Con il passare degli anni ho scoperto che il mio compito è quello di scrivere per diffondere la pace, la libertà, la giustizia e la dignità della donna.

Hafez Haidar

Ha sempre, quindi ancora oggi, dentro di sé due identità, una libanese e l’altra italiana, quale prevale? Si ritiene un cittadino del mondo?

 Amo immensamente il Libano perché è la terra delle mie origini, da dove ho tratto le mie radici, ma amo altrettanto l’Italia: ho sposato un’italiana, da cui ho avuto due figli, e ho tanti amici. Questo Paese mi ha permesso di crescere e conoscere la storia, la cultura e l’arte degli altri popoli senza pregiudizi. Sono innamorato dell’Oriente e dell’Occidente, perciò mi considero cittadino del mondo, assetato di apprendere e di trasmettere agli altri, con umiltà, i suoi insegnamenti.

L’insegnamento è un impegno a cui lei tiene in modo particolare, ha fatto centinaia di incontri con giovani studenti. Cosa ha portato con sé da questi incontri e cosa pensa dei giovani di oggi?
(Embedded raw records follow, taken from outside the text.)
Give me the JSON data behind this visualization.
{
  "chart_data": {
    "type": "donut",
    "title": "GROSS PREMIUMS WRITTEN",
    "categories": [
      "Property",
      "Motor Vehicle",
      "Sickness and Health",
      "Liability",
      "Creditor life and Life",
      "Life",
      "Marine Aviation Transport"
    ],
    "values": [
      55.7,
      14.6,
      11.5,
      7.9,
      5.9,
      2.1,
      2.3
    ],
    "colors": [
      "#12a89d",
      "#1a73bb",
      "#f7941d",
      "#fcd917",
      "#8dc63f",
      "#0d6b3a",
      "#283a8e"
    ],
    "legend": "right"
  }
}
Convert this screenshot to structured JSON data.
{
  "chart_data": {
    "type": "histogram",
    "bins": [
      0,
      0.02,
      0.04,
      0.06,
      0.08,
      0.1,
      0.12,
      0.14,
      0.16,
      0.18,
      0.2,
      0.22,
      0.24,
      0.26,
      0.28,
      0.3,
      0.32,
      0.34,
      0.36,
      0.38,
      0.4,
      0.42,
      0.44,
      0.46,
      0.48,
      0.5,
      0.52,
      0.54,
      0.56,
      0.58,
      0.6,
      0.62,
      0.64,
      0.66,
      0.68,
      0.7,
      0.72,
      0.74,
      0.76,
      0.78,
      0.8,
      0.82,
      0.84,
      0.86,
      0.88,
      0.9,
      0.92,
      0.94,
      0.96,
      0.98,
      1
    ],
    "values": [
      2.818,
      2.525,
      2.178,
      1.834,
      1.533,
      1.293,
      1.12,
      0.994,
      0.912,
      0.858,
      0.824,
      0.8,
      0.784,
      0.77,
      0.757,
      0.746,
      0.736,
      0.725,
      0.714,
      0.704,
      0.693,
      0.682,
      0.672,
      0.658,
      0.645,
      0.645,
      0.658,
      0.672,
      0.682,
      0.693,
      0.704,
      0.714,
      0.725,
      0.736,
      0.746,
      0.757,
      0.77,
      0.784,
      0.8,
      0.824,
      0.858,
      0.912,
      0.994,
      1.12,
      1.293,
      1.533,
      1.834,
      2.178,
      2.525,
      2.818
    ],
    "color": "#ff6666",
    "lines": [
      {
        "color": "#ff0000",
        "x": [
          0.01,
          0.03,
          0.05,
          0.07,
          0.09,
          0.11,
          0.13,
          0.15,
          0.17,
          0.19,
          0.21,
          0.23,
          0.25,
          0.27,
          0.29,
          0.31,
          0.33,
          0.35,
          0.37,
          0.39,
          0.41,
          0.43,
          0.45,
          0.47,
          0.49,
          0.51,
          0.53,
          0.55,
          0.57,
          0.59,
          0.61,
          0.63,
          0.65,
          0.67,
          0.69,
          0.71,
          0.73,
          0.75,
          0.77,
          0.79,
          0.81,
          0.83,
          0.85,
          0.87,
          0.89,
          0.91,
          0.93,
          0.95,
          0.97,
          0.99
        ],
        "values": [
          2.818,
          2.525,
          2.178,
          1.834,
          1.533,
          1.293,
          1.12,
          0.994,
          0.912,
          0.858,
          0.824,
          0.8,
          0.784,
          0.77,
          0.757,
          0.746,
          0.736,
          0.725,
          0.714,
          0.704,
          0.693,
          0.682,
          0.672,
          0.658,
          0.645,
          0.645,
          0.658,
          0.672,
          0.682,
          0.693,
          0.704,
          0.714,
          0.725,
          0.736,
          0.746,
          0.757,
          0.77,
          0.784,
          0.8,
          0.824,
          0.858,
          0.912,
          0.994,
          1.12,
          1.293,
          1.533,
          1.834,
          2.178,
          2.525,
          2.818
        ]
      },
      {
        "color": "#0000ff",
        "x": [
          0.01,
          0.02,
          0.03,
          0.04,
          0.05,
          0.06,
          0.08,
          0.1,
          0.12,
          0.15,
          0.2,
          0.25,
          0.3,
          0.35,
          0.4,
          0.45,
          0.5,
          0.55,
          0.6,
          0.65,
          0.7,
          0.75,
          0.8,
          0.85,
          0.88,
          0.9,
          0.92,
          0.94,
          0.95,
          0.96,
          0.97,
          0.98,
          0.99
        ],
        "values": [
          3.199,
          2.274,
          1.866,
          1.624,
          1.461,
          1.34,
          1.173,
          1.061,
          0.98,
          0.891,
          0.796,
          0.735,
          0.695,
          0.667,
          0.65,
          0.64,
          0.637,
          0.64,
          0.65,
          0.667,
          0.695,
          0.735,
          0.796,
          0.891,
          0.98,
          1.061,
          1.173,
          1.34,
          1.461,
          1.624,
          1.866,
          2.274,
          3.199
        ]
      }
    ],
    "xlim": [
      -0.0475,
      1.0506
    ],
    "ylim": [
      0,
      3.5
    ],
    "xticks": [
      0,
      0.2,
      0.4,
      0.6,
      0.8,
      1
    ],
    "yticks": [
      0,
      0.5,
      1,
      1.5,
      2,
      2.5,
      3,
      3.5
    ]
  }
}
Io credo fermamente nei giovani, sono il futuro del nostro paese, perciò ho cercato di incontrarli e di far capire loro quanto sia importante il dialogo e il rispetto reciproco. Ho parlato loro di alcuni argomenti importanti come il terrorismo, gli uomini giusti che combattono per i diritti umani, come il grande romanziere egiziano Nagib Mahfuz, Malala, Tawwakul Karman, Papa Francesco, Noa, Madre Teresa di Calcutta. Inoltre, dopo aver recitato per 14 anni nelle scuole storie tratte da Le mille e una notte, ho scritto e illustrato Le mille e una notte Junior perché i ragazzi mi avevano chiesto di realizzare un testo adatto a loro. Grazie all’Associazione Iplac http://www.circoloiplac.com/  il mio libro è diventato oggetto di un concorso grafico letterario nazionale per le scuole tenutosi a Roma. I giovani d’oggi hanno bisogno di essere ascoltati, capiti, apprezzati, indirizzati.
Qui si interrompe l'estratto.